British adventurer Richard Francis Burton dies on Earth and is revived in mid-air in a vast dark room filled with human bodies, some only half formed. There, he is confronted by men in a flying vehicle who then blast him with a weapon.

He next awakes upon the shores of a mysterious river, naked and hairless. All around him are other people in a similar situation. Shortly after they awaken, a nearby structure, nicknamed a “grailstone,” causes food and other supplies to appear in the “grails” bound to each individual. Burton quickly attracts a group of companions: the neanderthal Kazzintuitruaabemss (nicknamed Kazz), the science fiction author Peter Jairus Frigate, and Alice Liddell. Among these is the extraterrestrial Monat Grrautut, earlier part of a small group of beings from Tau Ceti who had arrived on Earth in the early 21st century. When one of their number was accidentally killed by humans, their spaceship automatically killed most of the people on Earth. Frigate and others alive at the time confirm Monat’s story. Retreating into the nearby woods for safety, Burton’s party chew gum provided by their grails, and discover that this gum is a powerful hallucinogen. As days and weeks pass, people’s physical wants are provided for by the grails, which eventually produce a set of cloths used for clothing. Rumors reach Burton’s region that the river continues seemingly forever. One night, Burton is visited by a mysterious cloaked figure, whom Burton dubs “The Mysterious Stranger,” who explains that he is one of the beings who has constructed this world and resurrected humanity on its shores, and tells Burton to approach the headwaters of the river.

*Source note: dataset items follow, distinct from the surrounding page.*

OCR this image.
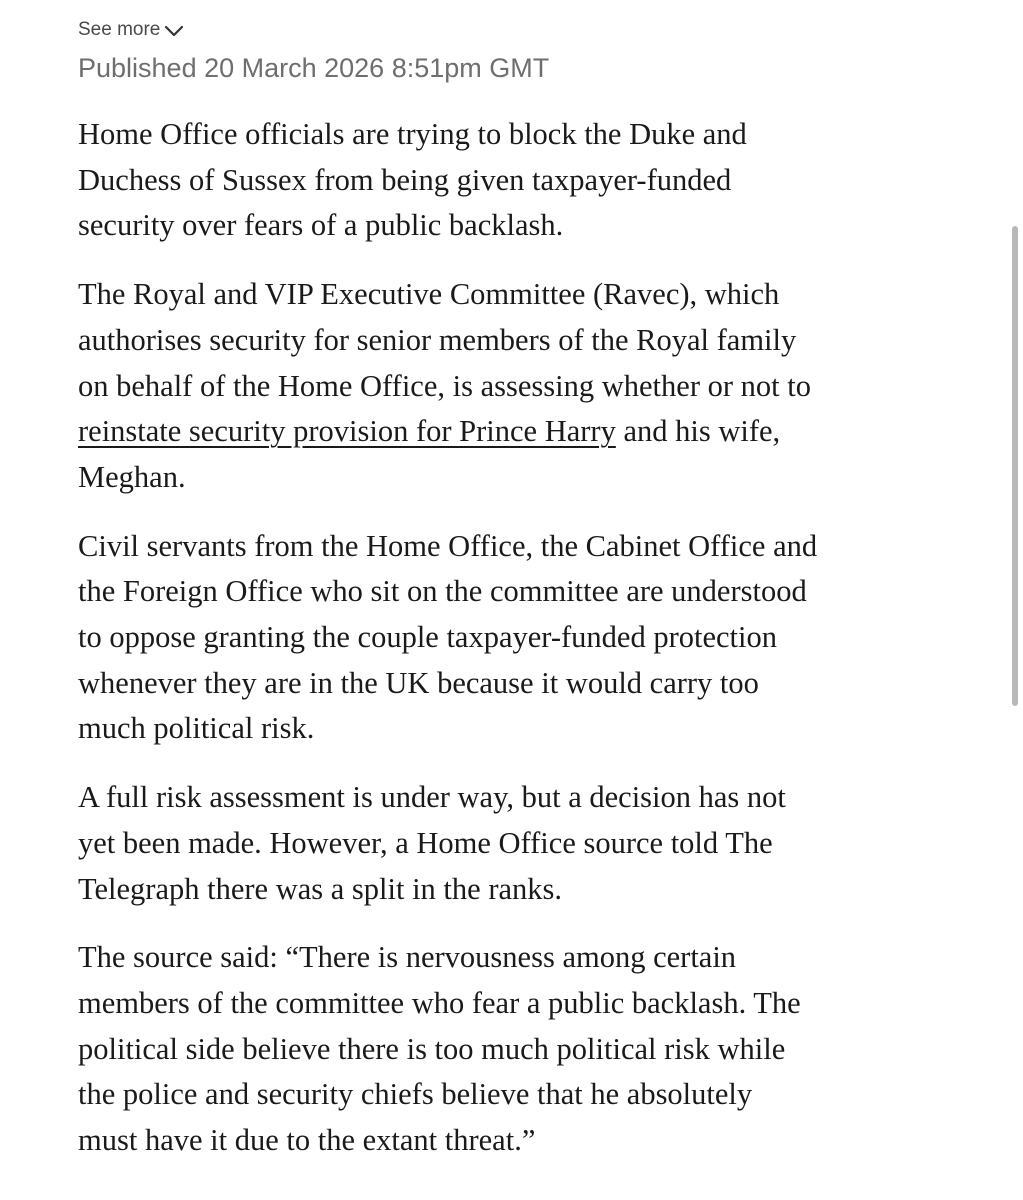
See more
Published 20 March 2026 8:51pm GMT

Home Office officials are trying to block the Duke and
Duchess of Sussex from being given taxpayer-funded
security over fears of a public backlash.

The Royal and VIP Executive Committee (Ravec), which
authorises security for senior members of the Royal family
on behalf of the Home Office, is assessing whether or not to
reinstate security provision for Prince Harry and his wife,
Meghan.

Civil servants from the Home Office, the Cabinet Office and
the Foreign Office who sit on the committee are understood
to oppose granting the couple taxpayer-funded protection
whenever they are in the UK because it would carry too
much political risk.

A full risk assessment is under way, but a decision has not
yet been made. However, a Home Office source told The
Telegraph there was a split in the ranks.

The source said: “There is nervousness among certain
members of the committee who fear a public backlash. The
political side believe there is too much political risk while
the police and security chiefs believe that he absolutely
must have it due to the extant threat.”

After setting off, Burton’s group encounters many adventures; but are enslaved by a riverbank kingdom run by Tullus Hostilius and Hermann Göring, against whom Burton leads a successful revolt. Göring himself is killed by Alice. After the revolt, Burton is part of the nation’s ruling council. Later, the protagonists discover a person among them who they conclude is an agent of the beings who created this world. Before the man can be questioned, he dies of no apparent cause. An autopsy reveals a small device planted in the man’s brain which apparently allowed him to kill himself at will. Burton is visited by the Mysterious Stranger and is warned that the beings who created this world, to whom the Stranger refers as “Ethicals”, are close to capturing Burton. Desperate to escape, Burton kills himself to be resurrected elsewhere in the river valley, and continues thus to explore it. He often finds himself resurrected near Hermann Göring, who undergoes a moral and religious conversion and joins the pacifist Church of the Second Chance. After many resurrections, Burton finds himself resurrected not in the river but in the Dark Tower at the headwaters, and is interrogated by a council of Ethicals to discover the identity of Burton’s “Mysterious Stranger”. After fruitlessly questioning him, the Ethicals inform him that they will return him to the river valley, remembering nothing of themselves, and restore him to his friends; but the Mysterious Stranger prevents them from removing his memory and Burton resolves to continue pursuing the truth about the Ethicals and their intentions for the Riverworld.

 

My Thoughts:

Well, that was a complete and utter waste of my time. The main character, for someone who is an atheist, sure does blame God for a lot of stuff. Pretty amazing how angry he gets at something that doesn’t exist.

This teetered on the edge of blasphemy at best (blasphemy being defined as speaking against God or making statements about His nature contrary to Scripture (much like the Mormons do)) and really, crossed over enough times with enough spite that I was ready for the book to be done.

Whatever the story, it was overshadowed the whole time by spite and anger against a being the main character kept insisting didn’t exist. I have now read Farmer and found him lacking. I won’t spend any more of my precious time on his stuff.